We are witnessing the creation of an urban myth thanks to Greener Journeys’ and MHP’s professional PR midwifery – and all based on a dodgy dossier. Professor Begg’s report is a discreditable piece of work and should become a notorious example of how expensive lobbying operations can poison public policy discussion by inserting incorrect information.
It is important to note that Transport for London officially doesn’t play one transport mode off against another in discussing ‘capacity’: It says, “In considering the capacity of the road network, it is important to consider the capacity in terms of ‘total people movement’, including travel by public transport, cycle and on foot. Where capacity for general traffic has been moved, this often (but not always) reflects reallocation of available capacity to other forms of ‘on road’ movement.” In other words, Professor Begg’s use of the term ‘road capacity’ needs to be judged in the light of overall capacity increase achieved by reallocating road space to provide space for space-efficient modes, such as cycling rather than as the zero-sum outlook evident in Professor Begg’s bus-company oriented misuse of the term.

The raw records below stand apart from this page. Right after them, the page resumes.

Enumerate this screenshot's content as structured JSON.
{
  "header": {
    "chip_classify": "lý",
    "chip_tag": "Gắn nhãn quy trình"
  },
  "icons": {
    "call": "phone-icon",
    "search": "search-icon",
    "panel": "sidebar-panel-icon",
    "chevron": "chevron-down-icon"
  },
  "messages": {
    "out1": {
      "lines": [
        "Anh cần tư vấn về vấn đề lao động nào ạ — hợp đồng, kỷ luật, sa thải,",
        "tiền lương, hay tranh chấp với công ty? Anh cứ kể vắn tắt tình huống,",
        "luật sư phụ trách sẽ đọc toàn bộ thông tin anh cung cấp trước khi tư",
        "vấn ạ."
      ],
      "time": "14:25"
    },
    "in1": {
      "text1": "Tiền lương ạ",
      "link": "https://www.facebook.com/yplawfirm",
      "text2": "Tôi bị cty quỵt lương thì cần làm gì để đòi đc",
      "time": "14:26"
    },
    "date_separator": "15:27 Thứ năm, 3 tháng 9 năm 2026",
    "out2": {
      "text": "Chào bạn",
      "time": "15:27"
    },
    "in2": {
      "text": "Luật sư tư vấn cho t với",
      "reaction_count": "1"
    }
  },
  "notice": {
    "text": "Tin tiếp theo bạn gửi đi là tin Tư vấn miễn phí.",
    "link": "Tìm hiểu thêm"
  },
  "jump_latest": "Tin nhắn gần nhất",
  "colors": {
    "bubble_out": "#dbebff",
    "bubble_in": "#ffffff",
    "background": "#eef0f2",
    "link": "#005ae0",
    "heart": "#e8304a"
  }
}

In the cycling lobby we have become accustomed to councillors and officials who do their best to constrain provision of cycling infrastructure and their friends in the media. But this report should alert us to the fact that as our campaign grows, we will meet a new type of opposition to sensible provision of cycle infrastructure as part of an integrated transport system. That opposition is one that will use all the tricks and opportunities that their corporate money can buy to destroy the prospects of Britain seeing a cycling renaissance – even as far as funding a cadre of highly affluent company directors and PR executives to conduct a neo-Trotskyist class war campaign against a green transport mode that they decide they want removed from our roads.
Professor Begg’s report is a clear declaration of an information war on cycling from the well-funded bus company lobby.